Music Education Publications
Document Type
Article
Publication Date
6-6-2024
Journal
CAML Review
Volume
52
Issue
1
URL with Digital Object Identifier
https://doi.org/10.25071/1708-6701.40486
Abstract
In 2016, Canadian musician Gord Downie released a solo concept album titled Secret Path, which dealt with the death of Chanie Wenjack, an Anishinaabe boy who passed away after escaping an Ontario residential school in the 1960s. This album came just one year after the Final Report of the Truth and Reconciliation Commission (TRC) was published, marking a major national step in the reconciliation process.

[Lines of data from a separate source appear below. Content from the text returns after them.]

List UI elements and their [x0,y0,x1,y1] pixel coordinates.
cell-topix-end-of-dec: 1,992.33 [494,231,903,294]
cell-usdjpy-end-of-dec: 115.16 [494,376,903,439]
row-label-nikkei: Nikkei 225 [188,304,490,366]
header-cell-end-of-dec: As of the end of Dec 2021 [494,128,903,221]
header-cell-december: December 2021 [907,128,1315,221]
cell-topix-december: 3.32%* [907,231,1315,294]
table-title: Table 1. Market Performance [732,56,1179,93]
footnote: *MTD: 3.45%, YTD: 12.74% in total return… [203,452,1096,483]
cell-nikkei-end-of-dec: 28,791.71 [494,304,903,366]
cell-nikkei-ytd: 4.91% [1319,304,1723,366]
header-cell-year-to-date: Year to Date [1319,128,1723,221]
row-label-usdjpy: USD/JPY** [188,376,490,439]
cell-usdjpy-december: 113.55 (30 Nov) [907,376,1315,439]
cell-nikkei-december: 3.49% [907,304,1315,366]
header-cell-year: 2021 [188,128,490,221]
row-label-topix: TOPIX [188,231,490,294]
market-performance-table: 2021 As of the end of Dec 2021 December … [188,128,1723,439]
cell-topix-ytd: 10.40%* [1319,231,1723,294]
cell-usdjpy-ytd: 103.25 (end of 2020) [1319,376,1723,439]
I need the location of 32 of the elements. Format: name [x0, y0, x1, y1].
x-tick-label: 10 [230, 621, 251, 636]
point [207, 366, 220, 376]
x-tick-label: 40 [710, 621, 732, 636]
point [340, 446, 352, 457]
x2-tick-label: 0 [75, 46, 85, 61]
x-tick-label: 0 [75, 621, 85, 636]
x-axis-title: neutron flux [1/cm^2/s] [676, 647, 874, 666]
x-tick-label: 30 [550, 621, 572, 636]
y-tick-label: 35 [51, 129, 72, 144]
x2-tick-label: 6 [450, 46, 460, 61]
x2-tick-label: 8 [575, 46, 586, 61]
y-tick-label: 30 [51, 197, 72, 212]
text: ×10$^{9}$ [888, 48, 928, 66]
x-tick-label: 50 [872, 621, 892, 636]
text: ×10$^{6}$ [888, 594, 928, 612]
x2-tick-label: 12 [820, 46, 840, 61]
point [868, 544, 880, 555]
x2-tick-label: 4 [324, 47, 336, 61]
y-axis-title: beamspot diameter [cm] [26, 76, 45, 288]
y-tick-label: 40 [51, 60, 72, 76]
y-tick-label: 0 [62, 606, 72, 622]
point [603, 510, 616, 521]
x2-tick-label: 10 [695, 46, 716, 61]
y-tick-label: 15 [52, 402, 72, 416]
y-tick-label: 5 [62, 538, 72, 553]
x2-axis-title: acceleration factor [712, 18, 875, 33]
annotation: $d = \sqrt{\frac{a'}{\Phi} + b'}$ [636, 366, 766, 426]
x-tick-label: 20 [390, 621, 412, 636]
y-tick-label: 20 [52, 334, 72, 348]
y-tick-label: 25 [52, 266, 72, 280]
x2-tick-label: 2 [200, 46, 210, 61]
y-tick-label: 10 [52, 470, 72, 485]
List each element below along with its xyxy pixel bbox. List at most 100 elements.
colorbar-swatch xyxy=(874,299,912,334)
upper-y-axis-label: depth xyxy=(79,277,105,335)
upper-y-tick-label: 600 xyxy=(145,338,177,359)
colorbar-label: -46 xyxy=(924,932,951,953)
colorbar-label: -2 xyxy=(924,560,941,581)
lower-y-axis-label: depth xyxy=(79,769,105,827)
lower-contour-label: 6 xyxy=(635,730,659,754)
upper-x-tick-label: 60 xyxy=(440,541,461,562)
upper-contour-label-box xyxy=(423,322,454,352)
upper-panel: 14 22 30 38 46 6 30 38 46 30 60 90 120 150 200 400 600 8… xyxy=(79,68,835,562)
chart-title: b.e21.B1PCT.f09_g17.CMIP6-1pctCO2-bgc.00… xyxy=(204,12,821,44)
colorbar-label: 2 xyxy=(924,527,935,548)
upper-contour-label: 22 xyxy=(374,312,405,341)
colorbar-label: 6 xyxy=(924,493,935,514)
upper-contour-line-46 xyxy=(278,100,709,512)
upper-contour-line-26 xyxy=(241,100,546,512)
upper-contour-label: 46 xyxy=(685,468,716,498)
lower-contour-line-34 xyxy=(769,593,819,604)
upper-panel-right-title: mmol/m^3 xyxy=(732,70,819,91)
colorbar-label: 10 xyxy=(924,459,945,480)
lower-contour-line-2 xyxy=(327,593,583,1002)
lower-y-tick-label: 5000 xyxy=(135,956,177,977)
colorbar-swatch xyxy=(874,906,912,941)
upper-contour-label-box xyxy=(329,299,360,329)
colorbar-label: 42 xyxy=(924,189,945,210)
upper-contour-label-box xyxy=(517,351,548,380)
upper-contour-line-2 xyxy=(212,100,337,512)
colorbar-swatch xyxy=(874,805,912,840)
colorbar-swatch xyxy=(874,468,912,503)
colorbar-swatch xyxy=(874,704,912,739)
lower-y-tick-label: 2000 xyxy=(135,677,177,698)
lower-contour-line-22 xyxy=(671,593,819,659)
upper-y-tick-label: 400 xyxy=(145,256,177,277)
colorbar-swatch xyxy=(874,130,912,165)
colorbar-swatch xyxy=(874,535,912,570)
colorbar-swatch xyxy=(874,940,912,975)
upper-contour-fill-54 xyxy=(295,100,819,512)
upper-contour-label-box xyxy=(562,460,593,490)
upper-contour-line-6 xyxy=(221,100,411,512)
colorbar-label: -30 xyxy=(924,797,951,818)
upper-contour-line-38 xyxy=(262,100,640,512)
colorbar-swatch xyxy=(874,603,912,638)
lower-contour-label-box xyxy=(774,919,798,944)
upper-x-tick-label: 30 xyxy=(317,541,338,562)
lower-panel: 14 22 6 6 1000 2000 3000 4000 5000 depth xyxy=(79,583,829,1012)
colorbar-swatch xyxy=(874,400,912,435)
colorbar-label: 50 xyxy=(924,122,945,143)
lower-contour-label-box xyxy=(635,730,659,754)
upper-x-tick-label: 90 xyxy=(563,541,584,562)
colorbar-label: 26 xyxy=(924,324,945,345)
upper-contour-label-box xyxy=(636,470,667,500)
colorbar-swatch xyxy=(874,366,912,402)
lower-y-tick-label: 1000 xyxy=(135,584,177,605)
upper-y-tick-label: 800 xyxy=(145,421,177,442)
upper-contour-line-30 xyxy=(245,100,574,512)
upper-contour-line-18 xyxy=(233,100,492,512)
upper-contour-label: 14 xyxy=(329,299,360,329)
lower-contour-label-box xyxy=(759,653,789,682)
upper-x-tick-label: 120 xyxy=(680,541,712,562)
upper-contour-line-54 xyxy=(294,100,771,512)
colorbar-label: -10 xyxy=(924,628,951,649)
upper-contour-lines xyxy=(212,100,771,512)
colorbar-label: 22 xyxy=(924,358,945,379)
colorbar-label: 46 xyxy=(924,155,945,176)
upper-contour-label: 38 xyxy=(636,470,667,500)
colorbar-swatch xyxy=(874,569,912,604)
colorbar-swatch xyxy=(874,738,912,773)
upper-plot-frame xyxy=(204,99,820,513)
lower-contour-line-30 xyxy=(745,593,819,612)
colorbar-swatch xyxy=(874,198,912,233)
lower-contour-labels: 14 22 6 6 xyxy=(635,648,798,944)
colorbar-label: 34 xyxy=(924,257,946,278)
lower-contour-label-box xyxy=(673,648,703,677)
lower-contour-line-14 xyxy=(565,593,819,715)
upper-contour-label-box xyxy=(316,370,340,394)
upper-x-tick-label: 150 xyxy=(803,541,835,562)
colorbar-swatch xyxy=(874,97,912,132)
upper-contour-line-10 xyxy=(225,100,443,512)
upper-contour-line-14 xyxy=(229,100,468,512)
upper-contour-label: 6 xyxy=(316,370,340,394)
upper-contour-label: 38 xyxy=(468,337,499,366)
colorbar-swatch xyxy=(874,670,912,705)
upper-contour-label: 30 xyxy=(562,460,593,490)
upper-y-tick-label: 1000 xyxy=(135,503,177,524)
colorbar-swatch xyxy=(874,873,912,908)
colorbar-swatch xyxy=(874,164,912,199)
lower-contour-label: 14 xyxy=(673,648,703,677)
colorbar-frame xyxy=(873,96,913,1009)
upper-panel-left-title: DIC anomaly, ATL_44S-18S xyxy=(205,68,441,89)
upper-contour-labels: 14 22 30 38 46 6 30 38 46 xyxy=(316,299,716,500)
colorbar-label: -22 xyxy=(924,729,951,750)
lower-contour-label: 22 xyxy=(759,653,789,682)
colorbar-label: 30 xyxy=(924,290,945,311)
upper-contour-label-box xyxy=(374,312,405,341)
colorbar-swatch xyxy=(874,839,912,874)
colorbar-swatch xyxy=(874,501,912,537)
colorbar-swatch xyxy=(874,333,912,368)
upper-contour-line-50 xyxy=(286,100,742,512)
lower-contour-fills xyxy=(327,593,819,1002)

This, in combination with Downie’s terminal brain cancer diagnosis that same year, gave the album a particularly heightened prominence within Canada. This paper examines Downie’s album through the musicological framework of secondary musical witnessing, where Downie acts as a witness in defining the story of Chanie Wenjack. Through analyzing Downie’s role as a musical witness, broader questions of Indigenous allyship are explored through the colonial lens of settler witnessing. This paper aims to explore the nuances and circumstances around Secret Path to understand its historical and cultural significance in the reconciliation movement upon its release, as well as the problems with its legacy related to Indigenous allyship when judged by modern standards as a way of demonstrating how far the reconciliation movement has progressed since 2016.